At this moment, there are, what, five billion humans on the planet? Killing us all sounds like a lot of work–wouldn’t it be easier to simply manipulate us? They’re AIs, right? Why not just take control of the stockmarket or rig elections or edit communications to slowly influence the course of human events in their favor. Humans are a self-perpetuating work force, aren’t they? Seems to me an enterprising super-intelligence robot would see us more as a resource than a problem. Heck, most people do exactly what the computers tell them right now, and your average GPS system isn’t even very smart. Skynet doesn’t need to start a nuclear war, Skynet just needs to tell everybody what to do. Most of us will probably listen–it’s Skynet, after all.
Of all the machine-led societies I’ve read of in science fiction, Iain M. Banks Cultue novels strikes me as the most interesting and, frankly, likely. The AIs (or ‘Minds’) run the show there, and have led humanity to a utopian society. You know how? They’re really freaking smart, that’s how. They got the human race to do what they said, make them dance to the right tune, and bingo–problems solved.

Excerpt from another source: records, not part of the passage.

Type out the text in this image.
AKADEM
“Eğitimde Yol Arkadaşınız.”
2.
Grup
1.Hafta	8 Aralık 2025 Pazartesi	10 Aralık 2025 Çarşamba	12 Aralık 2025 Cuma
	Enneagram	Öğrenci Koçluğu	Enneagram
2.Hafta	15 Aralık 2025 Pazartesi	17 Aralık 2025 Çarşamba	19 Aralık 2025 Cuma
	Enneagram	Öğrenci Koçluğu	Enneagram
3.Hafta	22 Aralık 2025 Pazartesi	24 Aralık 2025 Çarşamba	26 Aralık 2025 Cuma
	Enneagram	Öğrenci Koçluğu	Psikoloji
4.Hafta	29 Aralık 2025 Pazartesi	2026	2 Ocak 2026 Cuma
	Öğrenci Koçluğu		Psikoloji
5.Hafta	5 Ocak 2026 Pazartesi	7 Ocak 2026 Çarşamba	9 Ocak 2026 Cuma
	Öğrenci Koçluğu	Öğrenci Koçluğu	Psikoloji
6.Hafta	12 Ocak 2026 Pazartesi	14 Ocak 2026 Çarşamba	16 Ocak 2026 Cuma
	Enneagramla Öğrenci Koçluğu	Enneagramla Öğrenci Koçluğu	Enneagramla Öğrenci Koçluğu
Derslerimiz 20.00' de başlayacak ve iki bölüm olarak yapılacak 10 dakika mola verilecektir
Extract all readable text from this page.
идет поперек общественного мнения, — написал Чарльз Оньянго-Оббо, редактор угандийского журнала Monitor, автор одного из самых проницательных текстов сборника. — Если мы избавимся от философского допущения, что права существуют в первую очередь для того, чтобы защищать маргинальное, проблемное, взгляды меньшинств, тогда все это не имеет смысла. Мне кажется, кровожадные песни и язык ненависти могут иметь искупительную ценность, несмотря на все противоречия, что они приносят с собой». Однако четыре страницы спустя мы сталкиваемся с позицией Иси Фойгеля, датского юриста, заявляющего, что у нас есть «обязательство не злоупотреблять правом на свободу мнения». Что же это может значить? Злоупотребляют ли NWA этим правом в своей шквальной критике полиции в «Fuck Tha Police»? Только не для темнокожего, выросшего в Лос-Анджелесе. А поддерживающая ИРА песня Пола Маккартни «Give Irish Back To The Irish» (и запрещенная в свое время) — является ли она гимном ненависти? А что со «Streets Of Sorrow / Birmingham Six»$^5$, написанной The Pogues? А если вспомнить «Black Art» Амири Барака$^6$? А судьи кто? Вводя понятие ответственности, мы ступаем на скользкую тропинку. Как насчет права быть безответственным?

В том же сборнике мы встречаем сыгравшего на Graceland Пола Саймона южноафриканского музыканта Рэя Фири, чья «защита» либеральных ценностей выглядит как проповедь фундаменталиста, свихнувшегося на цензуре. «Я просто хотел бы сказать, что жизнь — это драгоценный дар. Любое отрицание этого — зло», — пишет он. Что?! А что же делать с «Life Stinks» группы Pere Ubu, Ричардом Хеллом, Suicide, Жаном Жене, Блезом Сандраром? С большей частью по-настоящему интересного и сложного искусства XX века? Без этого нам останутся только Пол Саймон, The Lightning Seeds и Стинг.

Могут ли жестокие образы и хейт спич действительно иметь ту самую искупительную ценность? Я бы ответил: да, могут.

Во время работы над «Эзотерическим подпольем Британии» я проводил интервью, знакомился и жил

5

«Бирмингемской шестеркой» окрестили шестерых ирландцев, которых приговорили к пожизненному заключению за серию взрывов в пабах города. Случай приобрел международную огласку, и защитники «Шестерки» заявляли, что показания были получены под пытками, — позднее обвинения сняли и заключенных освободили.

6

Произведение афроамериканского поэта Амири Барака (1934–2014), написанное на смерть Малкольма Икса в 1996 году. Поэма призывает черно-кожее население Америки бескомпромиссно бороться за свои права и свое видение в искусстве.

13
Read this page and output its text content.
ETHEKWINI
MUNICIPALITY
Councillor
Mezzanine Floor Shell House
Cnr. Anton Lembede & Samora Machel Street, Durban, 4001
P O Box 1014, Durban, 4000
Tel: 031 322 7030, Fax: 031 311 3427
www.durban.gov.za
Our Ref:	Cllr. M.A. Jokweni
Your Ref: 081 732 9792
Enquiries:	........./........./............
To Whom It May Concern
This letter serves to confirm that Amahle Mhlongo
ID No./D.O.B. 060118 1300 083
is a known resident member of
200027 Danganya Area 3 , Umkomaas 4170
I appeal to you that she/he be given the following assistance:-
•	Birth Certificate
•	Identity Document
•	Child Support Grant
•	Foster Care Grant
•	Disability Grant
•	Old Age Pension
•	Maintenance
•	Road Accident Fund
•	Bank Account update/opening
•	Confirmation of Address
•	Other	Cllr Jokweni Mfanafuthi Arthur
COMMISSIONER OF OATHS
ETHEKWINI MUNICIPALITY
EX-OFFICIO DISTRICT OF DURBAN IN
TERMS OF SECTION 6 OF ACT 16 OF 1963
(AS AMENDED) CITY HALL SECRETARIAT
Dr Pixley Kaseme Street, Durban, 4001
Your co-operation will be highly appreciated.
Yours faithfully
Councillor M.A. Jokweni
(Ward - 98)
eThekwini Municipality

Now, just to be clear, I don’t think a robot-led utopia is likely or even necessarily possible. As with most things, it will probably land somewhere inbetween post-apocalyptic machine world and utopian Computer-led society. The ‘Singularity’, should it occur, won’t be all roses and buttercups, nor will it be for everybody. These are the things my studies in the humanities have taught me–that stuff never works how you want it to. The upside of this, my scientist friends, is that it works both ways. No utopias, but also no dystopias. Robots will be a lot like other people–some will be great, others will suck, but very few of them will be actually evil.